Saya pun meneruskan perjalanan. Agak sulit
juga menemukan track yang jadi “jalan utama” karena jarak pandang yang sangat
pendek akibat tertutup kabut. Selain itu dibeberapa tempat, tanah berubah jadi
sungai kecil. Tak jarang saya mundur kebelakang karena tercegat aliran air
cukup deras. Saya mesti mundur dan mencari tempat yang banyak batunya supaya
bisa dilompati.
Satu-satunya panduan yang bisa saya
gunakan adalah batu-batu bertulis. Para pendaki maupun pengunjung suka iseng
menulis nama mereka atau grup mereka di batu-batu dengan menggunakan spidol,
tip ex atau Pilox. Sepanjang saya masih menemukan batu bertulis, berarti saya
berada di jalan yang benar. ^_^
Alhamdulillah, tak berapa lama saya
mendengar riuh suara orang diselingi suara mesin, berarti tempat parkir gak
jauh lagi. Dan benar didepan sudah tempat parkir, namun sama saja, tempat
parkir pun ditutup kabut yang tebal.

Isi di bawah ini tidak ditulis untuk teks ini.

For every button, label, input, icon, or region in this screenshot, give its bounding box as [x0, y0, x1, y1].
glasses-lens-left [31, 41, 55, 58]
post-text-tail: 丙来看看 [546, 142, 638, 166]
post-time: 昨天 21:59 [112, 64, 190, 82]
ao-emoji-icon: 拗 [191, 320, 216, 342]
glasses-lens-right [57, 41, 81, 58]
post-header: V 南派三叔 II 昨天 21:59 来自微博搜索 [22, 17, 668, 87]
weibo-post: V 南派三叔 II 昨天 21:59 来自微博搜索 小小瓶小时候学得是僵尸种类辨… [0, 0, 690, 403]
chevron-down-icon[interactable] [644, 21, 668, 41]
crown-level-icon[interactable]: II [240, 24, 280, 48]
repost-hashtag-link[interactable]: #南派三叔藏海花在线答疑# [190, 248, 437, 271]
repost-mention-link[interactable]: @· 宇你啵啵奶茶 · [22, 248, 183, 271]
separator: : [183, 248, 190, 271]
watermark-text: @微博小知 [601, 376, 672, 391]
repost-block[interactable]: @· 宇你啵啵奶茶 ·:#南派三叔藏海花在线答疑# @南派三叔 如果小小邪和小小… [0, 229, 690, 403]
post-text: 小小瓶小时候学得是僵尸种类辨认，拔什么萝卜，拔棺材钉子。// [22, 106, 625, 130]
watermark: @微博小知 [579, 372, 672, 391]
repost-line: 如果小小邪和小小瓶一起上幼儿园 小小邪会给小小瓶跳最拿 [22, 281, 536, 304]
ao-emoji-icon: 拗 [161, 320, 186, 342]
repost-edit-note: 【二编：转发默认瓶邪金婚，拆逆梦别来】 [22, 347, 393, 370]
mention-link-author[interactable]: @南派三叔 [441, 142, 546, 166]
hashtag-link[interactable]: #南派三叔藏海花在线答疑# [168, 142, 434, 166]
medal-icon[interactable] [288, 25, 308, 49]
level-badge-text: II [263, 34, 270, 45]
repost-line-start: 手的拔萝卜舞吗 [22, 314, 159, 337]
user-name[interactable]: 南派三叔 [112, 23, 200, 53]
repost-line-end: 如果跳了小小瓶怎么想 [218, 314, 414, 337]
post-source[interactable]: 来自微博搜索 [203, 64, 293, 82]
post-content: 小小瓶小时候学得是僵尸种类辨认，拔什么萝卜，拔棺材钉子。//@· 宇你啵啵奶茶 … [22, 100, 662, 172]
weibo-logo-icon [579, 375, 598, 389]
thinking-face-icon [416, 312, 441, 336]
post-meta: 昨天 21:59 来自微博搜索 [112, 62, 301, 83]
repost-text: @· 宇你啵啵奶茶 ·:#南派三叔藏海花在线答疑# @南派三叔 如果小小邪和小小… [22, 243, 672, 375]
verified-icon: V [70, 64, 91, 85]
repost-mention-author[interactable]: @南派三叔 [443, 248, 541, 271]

Orang-orang riuh teriak-teriak senang.
“Woi lo dimana?” “gue disini” “kagak keliatan” “ya iya lah, ketutup kabut, lu lagi”
^_^
Kalau rame-rame gitu sih diselimuti kabut
tebal begini malah seneng, coba kayak pengalaman saya barusan, sendirian berada
di planet antah-berantah sambil mandi air kulkas. Ngeri-ngeri sedap.
Hal pertama yang saya lakukan adalah
menuju ke tempat parkir, dan benar saja, kunci motor tidak ada. Saya coba
ngomong ke tukang parkir yang jaga motor, barang kali dia nemu kunci
ngegantung. Dia bilang tidak. Waduh… masa harus jalankan “Worst Case Scenario”
sih, males banget pikir saya. Saya coba ke loket tempat bayar tiket tadi, dan
menanyakan ke sana. Disana pun gak ada.
Untunglah saya tidak harus nyewa ojek
balik ke rumah untuk ngambil kunci cadangan. Ketika balik ke tempat parkir, si
penjaga parkir bilang bahwa temennya tadi ketitipan kunci motor yang ditemukan
Hikers di jalur. Alhamdulillah….. lega banget rasanya. Berkali-kali saya
mengucapkan terima kasih ke mereka.
Setelah kunci ditemukan, saya jadi inget
tujuan utama saya datang kesini yakni cari belerang. Saya pun mencari warung pak
Dedi, setelah ketemu saya memesan Indomie rebus pake telor dan memakannya di
depan tungku. Karena badan dan baju saya basah kuyup.
"Siduru" di depan tungku |
Selesai makan, saya membeli belerang ke
dia kemudian pulang.
Di perjalanan pulang saya merenung, jika
saja gak ada insiden kunci jatuh, sebelum turun kabut saya harusnya sudah
berada di parkiran bahkan mungkin sudah pulang. Namun rupanya saya harus
menikmati mandi air kulkas dulu di tengah kawah. Semua kejadian yang serba
kebetulan itu memberikan pelajaran pada saya: JANGAN SOMBONG!